He had poured all of himself into his work, and it was his blood and sweat that had created O’Flaherty Shipping Lines.
Well, his blood and sweat and one very lucky investment.
It had been my fourteenth birthday. We had just moved to London, and my father had taken all the money he’d earned in the last two years and purchased one ship—a beaten-up, decades-old vessel called the Aquamarine (which he’d promptly renamed the Clare, after our home.) My father was a prompt deliverer and fairly priced, and before long, we had more work than the Clare could handle. Then came the Shannon, named for my mother, the Sean, for my brother, and finally the Molly. We had the beginnings of a fleet, the makings of a thriving business.
Since my father had made sure I’d been schooled, I was far better at the accounting and bookkeeping than he was, and so I’d spent every evening after school and every Saturday in our warehouse, working the numbers.
Mr. Cunningham had come into the warehouse we rented in the East End, looking for my father, but upon seeing me scribbling at a desk, had sauntered over with a smile.
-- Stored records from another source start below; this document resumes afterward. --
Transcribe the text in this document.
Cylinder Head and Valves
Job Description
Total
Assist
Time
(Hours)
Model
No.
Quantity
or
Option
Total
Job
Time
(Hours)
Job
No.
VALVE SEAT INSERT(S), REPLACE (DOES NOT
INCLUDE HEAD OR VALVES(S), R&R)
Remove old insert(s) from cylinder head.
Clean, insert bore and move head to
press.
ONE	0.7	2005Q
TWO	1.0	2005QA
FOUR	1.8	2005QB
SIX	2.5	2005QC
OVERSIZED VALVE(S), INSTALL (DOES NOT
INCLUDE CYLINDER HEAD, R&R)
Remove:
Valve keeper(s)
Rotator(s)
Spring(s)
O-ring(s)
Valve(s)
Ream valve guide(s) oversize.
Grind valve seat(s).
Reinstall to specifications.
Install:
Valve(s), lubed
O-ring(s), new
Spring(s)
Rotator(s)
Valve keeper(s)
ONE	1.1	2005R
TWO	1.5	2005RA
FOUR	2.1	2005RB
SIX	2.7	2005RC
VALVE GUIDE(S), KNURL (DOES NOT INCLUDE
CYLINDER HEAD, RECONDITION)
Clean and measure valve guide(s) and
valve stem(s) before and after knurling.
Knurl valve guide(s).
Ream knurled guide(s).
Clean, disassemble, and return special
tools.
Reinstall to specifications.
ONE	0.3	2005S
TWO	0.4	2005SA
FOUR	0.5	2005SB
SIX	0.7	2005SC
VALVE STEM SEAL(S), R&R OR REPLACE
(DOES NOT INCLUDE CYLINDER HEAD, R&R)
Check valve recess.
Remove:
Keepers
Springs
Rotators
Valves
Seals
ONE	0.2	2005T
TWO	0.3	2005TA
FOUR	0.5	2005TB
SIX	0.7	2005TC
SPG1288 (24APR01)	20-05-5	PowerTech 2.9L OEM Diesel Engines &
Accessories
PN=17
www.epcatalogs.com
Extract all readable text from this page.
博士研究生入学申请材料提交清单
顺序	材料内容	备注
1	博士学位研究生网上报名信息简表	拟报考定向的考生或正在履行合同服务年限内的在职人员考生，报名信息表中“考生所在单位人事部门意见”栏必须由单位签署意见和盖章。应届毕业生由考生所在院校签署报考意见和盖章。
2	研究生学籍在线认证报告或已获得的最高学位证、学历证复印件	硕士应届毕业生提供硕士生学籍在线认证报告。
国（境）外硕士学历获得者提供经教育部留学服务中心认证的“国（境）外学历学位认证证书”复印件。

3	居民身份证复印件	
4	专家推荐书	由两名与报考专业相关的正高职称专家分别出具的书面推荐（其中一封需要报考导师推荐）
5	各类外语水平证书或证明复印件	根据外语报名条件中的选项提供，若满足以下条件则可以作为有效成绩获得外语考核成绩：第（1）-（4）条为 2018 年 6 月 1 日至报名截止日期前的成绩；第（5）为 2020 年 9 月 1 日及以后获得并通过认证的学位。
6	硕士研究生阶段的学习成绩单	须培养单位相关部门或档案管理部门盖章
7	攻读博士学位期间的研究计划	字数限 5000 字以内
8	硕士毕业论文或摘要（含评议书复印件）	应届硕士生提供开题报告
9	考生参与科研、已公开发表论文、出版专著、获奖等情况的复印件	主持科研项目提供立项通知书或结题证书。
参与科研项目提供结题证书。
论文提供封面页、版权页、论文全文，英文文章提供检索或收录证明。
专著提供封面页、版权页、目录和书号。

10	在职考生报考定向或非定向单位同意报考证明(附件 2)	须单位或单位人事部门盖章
He’d been a young man then, newly married. He was the handsomest man I’d ever seen, and I had looked up into his face and been temporarily paralyzed by the sudden awareness of his maleness, or rather, of my femaleness. He’d looked at me like I was a woman, not a girl. And I had felt very compelled to tell him, when he’d asked me if I was Aiden O’Flaherty’s daughter, that yes I was, and that I had also just turned fourteen years old.
“What a special age,” he’d murmured. “Happy birthday, Miss O’Flaherty.” And then he’d presented me with the small daffodil from his buttonhole. I’d clutched it while he’d spoken with my father about the possibility of investing. Only my father and I knew how desperately we needed the money—we were swamped with work and if we didn’t purchase new ships, we would have to start turning away orders. When he’d left, he’d placed a small card on the desk where I worked. Even I, as inexperienced as I was, could tell the card was expensively made, with its thick stock and filigreed letters, and so I didn’t dare refuse the order dashed in ink on the back.
See me.
And below that, an address in Knightsbridge.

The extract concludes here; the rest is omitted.